Allgemeine Berichte | 30.03.2022

DKMS Spender aus Mayen lässt sich zum Rettungssanitäter ausbilden, um noch mehr helfen zu können

Nic Haimann ist verliebt ins Lebenretten

Nic Haimann will neben seinem Vollzeitjob noch die ein oder andere gute Tat vollbringen können.  Foto: © Privat

Mayen. Nic Haimann ist gerade einmal 19 Jahre alt, als er zum ersten Mal die Chance erhält, ein Menschenleben zu retten. Er ist das perfekte Match für eine:n Blutkrebspatient:in irgendwo auf der Welt. Doch seine Stammzellspende soll erst der Anfang sein von einem großen Engagement für das Leben.

„Das Gefühl, ein Leben zu retten, war so wunderschön. Der Gedanke hat mich nicht mehr losgelassen. Ich wollte es unbedingt noch einmal erleben“, sagt er. Und so lässt sich der junge Mann zum Rettungssanitäter ausbilden, um neben seinem Vollzeitjob noch die ein oder andere gute Tat vollbringen zu können. Freizeit hat er nun nahezu keine mehr. Nicht schlimm, sagt er. Helfen zu können gebe ihm einfach ein gutes Gefühl.

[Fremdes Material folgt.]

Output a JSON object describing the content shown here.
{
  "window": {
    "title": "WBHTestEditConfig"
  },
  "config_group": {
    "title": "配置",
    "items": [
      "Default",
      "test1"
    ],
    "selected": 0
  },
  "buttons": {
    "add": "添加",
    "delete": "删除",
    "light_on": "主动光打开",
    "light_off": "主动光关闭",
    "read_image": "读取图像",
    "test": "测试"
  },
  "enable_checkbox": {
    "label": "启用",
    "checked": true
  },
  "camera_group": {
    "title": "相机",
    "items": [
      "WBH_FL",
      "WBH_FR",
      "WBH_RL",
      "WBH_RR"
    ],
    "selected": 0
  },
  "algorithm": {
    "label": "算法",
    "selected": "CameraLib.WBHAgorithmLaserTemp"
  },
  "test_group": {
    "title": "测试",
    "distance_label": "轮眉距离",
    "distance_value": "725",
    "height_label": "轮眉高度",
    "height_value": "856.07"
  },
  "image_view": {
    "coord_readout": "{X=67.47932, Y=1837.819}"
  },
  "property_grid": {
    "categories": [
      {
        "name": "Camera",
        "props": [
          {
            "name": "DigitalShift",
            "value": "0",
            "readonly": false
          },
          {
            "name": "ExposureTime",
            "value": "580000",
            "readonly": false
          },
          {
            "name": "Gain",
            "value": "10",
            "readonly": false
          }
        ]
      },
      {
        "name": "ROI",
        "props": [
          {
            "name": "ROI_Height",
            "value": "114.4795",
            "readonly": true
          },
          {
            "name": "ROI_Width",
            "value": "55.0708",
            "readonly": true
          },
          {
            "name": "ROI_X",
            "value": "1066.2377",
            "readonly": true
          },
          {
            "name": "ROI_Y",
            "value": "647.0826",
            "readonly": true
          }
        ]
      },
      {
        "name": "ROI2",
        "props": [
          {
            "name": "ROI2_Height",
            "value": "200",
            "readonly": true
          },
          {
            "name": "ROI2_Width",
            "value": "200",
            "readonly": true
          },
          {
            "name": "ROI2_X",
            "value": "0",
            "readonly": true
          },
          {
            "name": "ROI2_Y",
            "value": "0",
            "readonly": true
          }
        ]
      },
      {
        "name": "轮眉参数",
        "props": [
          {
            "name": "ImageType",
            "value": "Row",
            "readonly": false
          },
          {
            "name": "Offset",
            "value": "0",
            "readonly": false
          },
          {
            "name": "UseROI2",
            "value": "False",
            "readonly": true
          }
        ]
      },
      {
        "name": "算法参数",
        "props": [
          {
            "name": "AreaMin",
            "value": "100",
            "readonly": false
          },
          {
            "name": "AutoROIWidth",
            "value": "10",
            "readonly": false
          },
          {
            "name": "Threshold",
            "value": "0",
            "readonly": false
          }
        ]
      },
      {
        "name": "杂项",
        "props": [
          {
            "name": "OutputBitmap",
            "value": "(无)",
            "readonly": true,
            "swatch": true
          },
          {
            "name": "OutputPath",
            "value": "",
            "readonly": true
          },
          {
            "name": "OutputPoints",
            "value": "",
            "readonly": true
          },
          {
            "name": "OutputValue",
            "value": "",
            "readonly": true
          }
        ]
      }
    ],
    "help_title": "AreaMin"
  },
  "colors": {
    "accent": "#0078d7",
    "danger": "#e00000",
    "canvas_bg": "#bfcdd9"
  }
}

Ein „bisschen Angst“ habe er schon gehabt, als er erfuhr, dass seine Stammzellen im Januar 2020 unter Vollnarkose aus dem Knochenmark gewonnen werden sollten, gesteht Nic Haimann im Gespräch mit der DKMS. „Aber Ärzte und Pfleger haben mich gut aufgeklärt und beruhigt, und mein Einsatz war nichts im Vergleich zu dem, was die andere Seite durchmachen musste.“

Schon wenige Tage nach der Knochenmarkentnahme steht sein Entschluss fest: Neben seinem Vollzeitjob als stellvertretender Filialleiter beim Discounter Aldi will der gebürtige Koblenzer etwas tun, bei dem er „wirklich etwas bewirken“ kann.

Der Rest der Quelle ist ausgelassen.